Hold that checksum in a seperate array.
Using a rolling checksum like rsync does, you can do this step in O(N) time for all elements..
Whenever new data arrives:
Calculate the checksum over the last N elements. Using a rolling checksum, this could be O(1)
Check that checksum against all the precalculated checksums. If it matches, check equality of the subarrays (subslices , whatever...). If that matches too, you've got a match.
I think, in essence this is the same as dfen's approach with the product of all numbers.
I think you can keep product of array to for immediate rejections.
So if your array is [n_1,n_2,n_3,...] you can say that it is not subarray of [m_1,m_2,m_3,...] if product m_1*m_2*... = M is not divisible by productn_1*n_2*... = N.
Example
Let's say you have array
[6,7]
And comparing with:
[6,10,12]
[4,6,7]
Product of you array is 6*7 = 42
6 * 10 * 12 = 720 which is not divisible by 42 so you can reject first array immediately
[4, 6, 7] is divisble by 42 (but you cannot reject it - it can have other multipliers)
In each interval of time you can just multiply product by new number to avoid computing whole product everytime.
Note that you don't have to allocate anything if you simulate List's equals yourself. Just one more loop.
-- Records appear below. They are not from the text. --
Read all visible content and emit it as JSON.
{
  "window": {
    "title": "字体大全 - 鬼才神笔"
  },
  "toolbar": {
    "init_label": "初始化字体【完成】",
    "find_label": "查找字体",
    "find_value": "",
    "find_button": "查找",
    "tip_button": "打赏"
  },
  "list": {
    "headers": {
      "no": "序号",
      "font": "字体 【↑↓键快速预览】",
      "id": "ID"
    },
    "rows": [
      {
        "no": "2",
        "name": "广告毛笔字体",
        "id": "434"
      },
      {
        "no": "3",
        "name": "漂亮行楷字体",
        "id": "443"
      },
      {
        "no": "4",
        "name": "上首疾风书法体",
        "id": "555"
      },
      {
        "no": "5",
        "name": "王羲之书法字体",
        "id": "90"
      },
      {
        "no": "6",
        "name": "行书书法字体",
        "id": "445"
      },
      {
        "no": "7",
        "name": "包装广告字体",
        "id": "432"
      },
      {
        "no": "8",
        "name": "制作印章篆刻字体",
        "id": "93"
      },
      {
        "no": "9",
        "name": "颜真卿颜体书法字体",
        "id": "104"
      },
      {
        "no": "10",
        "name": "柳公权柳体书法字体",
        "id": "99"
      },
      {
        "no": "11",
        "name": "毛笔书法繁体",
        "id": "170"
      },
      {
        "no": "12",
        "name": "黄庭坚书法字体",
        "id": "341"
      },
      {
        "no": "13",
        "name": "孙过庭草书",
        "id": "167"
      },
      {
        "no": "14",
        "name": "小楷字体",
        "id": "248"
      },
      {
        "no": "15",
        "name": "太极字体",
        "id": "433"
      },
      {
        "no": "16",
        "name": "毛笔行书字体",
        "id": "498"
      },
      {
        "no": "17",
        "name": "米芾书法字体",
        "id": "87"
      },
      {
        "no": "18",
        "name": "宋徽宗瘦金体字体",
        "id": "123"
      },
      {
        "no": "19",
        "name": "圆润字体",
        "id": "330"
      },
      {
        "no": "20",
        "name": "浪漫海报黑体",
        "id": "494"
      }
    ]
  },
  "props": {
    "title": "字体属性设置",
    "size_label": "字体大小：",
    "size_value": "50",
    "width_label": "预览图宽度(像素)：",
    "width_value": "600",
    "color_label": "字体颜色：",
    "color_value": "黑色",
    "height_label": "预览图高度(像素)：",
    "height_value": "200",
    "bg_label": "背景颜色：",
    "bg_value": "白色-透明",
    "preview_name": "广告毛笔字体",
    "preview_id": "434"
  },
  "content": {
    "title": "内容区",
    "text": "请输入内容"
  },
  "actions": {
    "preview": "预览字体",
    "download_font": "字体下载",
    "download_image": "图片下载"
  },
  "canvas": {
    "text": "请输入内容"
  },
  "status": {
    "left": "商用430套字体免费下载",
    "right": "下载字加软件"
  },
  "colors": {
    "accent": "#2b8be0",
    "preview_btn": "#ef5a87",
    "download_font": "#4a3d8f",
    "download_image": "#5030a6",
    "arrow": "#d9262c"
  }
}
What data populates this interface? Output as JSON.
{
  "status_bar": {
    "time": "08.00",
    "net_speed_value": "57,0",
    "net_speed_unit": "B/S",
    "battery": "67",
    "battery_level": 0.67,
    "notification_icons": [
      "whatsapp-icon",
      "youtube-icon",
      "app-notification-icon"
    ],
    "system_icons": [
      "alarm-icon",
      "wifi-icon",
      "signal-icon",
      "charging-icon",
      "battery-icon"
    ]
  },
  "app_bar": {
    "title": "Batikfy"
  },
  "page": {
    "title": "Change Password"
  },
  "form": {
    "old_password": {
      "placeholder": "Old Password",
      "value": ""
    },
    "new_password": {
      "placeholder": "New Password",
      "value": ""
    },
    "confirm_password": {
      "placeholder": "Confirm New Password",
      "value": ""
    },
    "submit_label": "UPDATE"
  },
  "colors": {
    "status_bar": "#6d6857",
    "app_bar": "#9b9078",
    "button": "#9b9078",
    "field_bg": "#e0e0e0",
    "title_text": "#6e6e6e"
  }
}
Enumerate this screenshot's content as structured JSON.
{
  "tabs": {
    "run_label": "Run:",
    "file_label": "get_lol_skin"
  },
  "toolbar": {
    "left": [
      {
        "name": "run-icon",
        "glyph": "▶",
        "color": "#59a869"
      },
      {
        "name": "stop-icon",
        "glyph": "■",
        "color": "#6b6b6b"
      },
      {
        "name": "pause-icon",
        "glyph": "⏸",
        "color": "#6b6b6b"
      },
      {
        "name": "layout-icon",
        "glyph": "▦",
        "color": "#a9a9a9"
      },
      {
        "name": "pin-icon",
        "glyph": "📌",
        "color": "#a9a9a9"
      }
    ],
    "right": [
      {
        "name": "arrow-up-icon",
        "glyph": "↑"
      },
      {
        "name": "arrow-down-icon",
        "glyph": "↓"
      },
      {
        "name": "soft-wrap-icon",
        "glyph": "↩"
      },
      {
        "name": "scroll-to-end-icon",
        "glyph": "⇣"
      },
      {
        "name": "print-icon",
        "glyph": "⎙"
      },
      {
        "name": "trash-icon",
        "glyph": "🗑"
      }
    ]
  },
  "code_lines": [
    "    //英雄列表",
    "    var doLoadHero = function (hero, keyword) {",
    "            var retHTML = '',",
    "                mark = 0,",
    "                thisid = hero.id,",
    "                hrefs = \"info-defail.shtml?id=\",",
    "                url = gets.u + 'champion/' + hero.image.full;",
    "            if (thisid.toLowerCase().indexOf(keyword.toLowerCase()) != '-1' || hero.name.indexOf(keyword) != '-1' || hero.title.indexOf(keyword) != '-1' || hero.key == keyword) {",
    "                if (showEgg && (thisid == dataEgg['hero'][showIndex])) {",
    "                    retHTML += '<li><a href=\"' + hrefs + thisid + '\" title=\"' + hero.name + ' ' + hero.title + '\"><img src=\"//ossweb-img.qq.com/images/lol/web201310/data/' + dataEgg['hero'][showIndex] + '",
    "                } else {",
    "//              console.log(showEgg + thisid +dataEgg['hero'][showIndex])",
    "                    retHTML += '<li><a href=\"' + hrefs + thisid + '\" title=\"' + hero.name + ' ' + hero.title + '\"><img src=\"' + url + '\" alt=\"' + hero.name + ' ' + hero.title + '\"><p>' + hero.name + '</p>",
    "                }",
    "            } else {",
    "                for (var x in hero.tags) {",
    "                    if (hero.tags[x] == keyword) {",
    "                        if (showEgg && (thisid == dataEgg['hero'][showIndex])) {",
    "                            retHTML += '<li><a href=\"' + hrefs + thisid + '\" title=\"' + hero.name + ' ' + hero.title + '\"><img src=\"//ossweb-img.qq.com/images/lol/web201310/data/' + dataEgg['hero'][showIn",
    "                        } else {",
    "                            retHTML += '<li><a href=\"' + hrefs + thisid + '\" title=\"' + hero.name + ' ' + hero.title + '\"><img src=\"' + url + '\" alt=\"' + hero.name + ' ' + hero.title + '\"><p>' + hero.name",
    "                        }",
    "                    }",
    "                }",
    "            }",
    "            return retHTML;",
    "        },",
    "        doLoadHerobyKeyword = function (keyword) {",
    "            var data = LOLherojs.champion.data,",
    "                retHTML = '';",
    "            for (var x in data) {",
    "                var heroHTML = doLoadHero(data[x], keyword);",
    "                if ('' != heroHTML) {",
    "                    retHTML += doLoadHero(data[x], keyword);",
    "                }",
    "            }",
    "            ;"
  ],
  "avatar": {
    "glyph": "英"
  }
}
Similar to dfens' answer, I'd offer other criteria:
As the product is too big to be handled efficiently, compute the GCD instead. It produces much more false positives, but surely fits in long or int or whatever your original datatype is.
Compute the total number of trailing zeros, i.e., the "product" ignoring all factors but powers of 2. Also pretty weak, but fast. Use this criterion before the more time-consuming ones.
But... this is a special case of DThought's answer. Use rolling hash.